Meyer listed the group’s priorities for CHS:
- Fire safety related to a busy commercial kitchen in a residential neighborhood
- Limited seating
- No crowding of sidewalk with patio seating
- Fix overflowing dumpsters
- Better solution for delivery trucks
- Limited operating hours and patio and garden hours
Better parking solutions
Jones, who works in the contracting and construction business, said he has known about the zoning for the space since he moved into the neighborhood 31 years ago and a grocery store operated on the corner. He said back when he was making the decision to buy the house neighboring the old grocery, he was concerned about the future of the store and spent an hour down at City Hall talking with staff about the limitations for the space.
When the cafe first opened, Jones said its scale wasn’t a problem for the street. But dinner hours, a more and more crowded sidewalk seating set-up, increased popularity and traffic and, finally, the plans VPC started making for its garden dining area convinced him that something needed to be done.
Jones said he took his concerns up with the cafe in February and was informed that the owners had been advised by a lawyer that their use of the space was legitimate. Jones said he knew better and filed the complaint with DPD in May.
Jones also tells CHS that he didn’t intend to be part of the story. “You’re the first people I’ve talked to,” Jones said. “When I made the complaint, the city said my name would be confidential. ‘We highly recommend you not communicate with the owner and that you allow the city to handle this,’ they said.”
When CHS asked DPD staff to provide names of neighbors who had complained in the situation, we were told the names of complainants were confidential.
Jones’ name getting mixed into this situation is only part of the communication problems that have also been in play.
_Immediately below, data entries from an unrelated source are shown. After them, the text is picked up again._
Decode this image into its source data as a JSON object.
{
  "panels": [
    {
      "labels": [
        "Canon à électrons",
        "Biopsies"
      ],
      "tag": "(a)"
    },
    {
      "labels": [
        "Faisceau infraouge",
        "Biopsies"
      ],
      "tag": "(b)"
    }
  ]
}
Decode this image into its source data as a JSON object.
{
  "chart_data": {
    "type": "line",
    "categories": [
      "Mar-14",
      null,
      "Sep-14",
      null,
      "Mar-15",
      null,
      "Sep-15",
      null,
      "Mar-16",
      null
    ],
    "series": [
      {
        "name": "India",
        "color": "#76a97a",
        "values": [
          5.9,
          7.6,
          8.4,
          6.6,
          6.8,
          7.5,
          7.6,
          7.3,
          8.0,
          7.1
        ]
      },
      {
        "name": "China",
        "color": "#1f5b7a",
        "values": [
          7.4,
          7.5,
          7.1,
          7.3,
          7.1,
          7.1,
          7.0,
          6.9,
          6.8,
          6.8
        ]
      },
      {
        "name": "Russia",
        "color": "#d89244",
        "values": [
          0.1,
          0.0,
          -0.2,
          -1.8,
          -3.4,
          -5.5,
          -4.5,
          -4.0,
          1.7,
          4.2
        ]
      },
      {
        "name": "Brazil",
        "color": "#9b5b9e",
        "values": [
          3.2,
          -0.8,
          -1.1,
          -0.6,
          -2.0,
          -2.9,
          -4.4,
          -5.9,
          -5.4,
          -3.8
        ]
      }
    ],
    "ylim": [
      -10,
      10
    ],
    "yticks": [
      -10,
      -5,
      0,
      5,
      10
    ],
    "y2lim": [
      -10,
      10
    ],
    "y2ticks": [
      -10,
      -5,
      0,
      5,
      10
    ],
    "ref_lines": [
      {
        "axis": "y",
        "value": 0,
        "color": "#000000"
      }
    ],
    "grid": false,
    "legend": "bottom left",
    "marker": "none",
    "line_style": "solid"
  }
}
When Volunteer Park Cafe sent out information about their patio and plans for a garden and chicken coops to the media, Jones and Meyer say they neglected to talk to neighbors about the project.
“We’re confused by their inability to simply talk with neighbors,” Meyer said.
While Meyer didn’t rule out meeting with the cafe’s owners, nothing is planned and the group is focused on the change of use application and public process that will follow. Meyer said he feels the process will be his group’s opportunity to lay out their concerns and put conditions on how Volunteer Park Cafe operates on the street.
“A good public process is important if the cafe owners have no interest in actually working with the neighbors,” Meyer said.
Jones is thinking about his home on Capitol Hill.
“Restaurants come and go. We don’t know who will be the next tenant,” Jones said. “The neighbors are looking more in terms of long term.”
“I plan on being in this house forever,” Jones said. “Chances are, I’ll probably be in the neighborhood a lot longer than they will.”